Amorphous Intermediates and Polymorph Selection in Molecular Crystallization

Campus D 2 5, Leibniz-Saal
June 16, 2026 11:00

Speakers

  • Prof. Dr. Michael Grünwald – Associate Professor / Co-Director / Chemistry REU / Department of Chemistry
  • University of Utah

Abstract

Amorphous Intermediates and Polymorph Selection in Molecular Crystallization

When matter crystallizes, thermodynamics dictates that the crystal structure with the lowest free energy will prevail in equilibrium. For typical organic molecules, however, the situation is more complicated: many accessible crystal packings often lie within a narrow free-energy range, and crystallization outcomes are frequently controlled less by thermodynamic stability than by kinetic accessibility. In practice, discovering a new polymorph often means identifying the crystallization conditions that selectively favor one structural pathway over competing alternatives. The Grünwald group uses molecular modeling and computer simulations to uncover crystallization mechanisms in systems ranging from organic molecular crystals to metal–organic frameworks and nanoparticle superstructures. In this presentation, I will discuss recent simulation and experimental results for two representative systems: 3-chloromandelic acid, a drug-like organic molecule, and ZIF-8, a prototypical metal–organic framework. In both cases, crystallization from solution does not proceed by direct, single-step ordering from the dilute phase. Instead, building units first assemble into dense, disordered aggregates, from which crystalline order subsequently emerges.

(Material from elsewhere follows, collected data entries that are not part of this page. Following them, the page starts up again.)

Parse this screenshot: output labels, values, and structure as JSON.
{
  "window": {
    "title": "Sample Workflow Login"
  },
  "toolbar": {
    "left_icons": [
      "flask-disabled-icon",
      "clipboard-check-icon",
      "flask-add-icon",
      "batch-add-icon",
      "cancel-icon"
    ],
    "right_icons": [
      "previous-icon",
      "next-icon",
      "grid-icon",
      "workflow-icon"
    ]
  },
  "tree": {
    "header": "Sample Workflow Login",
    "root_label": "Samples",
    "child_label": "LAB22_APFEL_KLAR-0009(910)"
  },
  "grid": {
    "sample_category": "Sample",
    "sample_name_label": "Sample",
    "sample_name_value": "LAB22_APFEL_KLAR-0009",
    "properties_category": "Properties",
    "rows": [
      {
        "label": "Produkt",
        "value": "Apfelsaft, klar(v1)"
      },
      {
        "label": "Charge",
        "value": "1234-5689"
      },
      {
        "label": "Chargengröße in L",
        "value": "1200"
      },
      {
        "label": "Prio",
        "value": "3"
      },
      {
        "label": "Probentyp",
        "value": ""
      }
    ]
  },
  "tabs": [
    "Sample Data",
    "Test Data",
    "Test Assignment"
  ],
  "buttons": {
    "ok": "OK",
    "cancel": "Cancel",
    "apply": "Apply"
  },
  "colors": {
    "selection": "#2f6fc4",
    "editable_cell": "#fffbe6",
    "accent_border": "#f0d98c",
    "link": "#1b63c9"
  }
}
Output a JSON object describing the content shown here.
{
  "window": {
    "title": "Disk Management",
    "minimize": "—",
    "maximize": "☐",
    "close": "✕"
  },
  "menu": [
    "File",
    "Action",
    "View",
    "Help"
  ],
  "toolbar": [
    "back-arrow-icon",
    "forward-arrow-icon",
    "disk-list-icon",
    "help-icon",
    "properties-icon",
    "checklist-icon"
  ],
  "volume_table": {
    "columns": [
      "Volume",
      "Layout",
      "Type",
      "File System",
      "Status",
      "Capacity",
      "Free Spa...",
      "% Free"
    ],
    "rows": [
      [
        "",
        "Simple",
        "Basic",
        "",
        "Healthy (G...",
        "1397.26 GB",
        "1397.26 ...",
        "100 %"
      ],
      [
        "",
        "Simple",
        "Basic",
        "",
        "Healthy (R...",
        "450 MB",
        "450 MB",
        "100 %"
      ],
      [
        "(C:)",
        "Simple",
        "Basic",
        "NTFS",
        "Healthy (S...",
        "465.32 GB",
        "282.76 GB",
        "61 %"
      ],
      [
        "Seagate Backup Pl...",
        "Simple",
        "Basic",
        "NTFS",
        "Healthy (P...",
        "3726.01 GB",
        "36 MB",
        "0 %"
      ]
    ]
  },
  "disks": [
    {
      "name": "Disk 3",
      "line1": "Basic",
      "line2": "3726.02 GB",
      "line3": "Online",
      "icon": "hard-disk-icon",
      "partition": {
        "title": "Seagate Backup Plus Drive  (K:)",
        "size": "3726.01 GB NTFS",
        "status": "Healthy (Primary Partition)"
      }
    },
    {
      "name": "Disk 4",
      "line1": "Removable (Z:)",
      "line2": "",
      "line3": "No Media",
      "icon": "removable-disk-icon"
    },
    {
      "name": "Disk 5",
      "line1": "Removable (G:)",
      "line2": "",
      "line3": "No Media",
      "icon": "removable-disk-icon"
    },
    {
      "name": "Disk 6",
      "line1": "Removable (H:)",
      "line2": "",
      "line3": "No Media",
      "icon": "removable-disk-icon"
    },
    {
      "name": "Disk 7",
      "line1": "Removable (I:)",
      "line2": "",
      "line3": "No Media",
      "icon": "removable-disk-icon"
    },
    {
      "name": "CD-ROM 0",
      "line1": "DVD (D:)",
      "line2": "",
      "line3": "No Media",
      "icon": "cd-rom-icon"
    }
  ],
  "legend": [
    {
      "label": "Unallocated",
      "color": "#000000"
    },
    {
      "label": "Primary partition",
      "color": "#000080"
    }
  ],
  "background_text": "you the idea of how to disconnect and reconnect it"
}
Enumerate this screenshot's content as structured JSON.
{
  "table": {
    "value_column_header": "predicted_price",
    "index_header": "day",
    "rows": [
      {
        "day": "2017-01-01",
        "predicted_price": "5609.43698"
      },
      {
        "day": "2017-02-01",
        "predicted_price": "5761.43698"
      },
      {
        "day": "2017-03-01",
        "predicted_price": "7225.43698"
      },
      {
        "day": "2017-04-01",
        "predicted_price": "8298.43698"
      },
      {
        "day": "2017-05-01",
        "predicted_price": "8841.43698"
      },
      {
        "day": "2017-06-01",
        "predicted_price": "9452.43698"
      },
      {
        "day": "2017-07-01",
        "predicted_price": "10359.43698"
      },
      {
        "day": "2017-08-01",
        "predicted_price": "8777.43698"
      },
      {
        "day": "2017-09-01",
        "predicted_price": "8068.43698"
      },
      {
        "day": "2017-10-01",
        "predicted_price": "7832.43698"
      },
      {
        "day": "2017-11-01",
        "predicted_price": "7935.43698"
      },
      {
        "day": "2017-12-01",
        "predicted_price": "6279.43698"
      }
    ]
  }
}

I will show that the local structural motifs and fluctuations of these amorphous intermediates encode information about which polymorph or framework topology is most likely to nucleate. These findings highlight the importance of non-classical nucleation pathways for polymorph selection and suggest ways to improve crystal structure prediction by accounting not only for the relative thermodynamic stability of candidate structures, but also for the kinetic pathways by which they can form.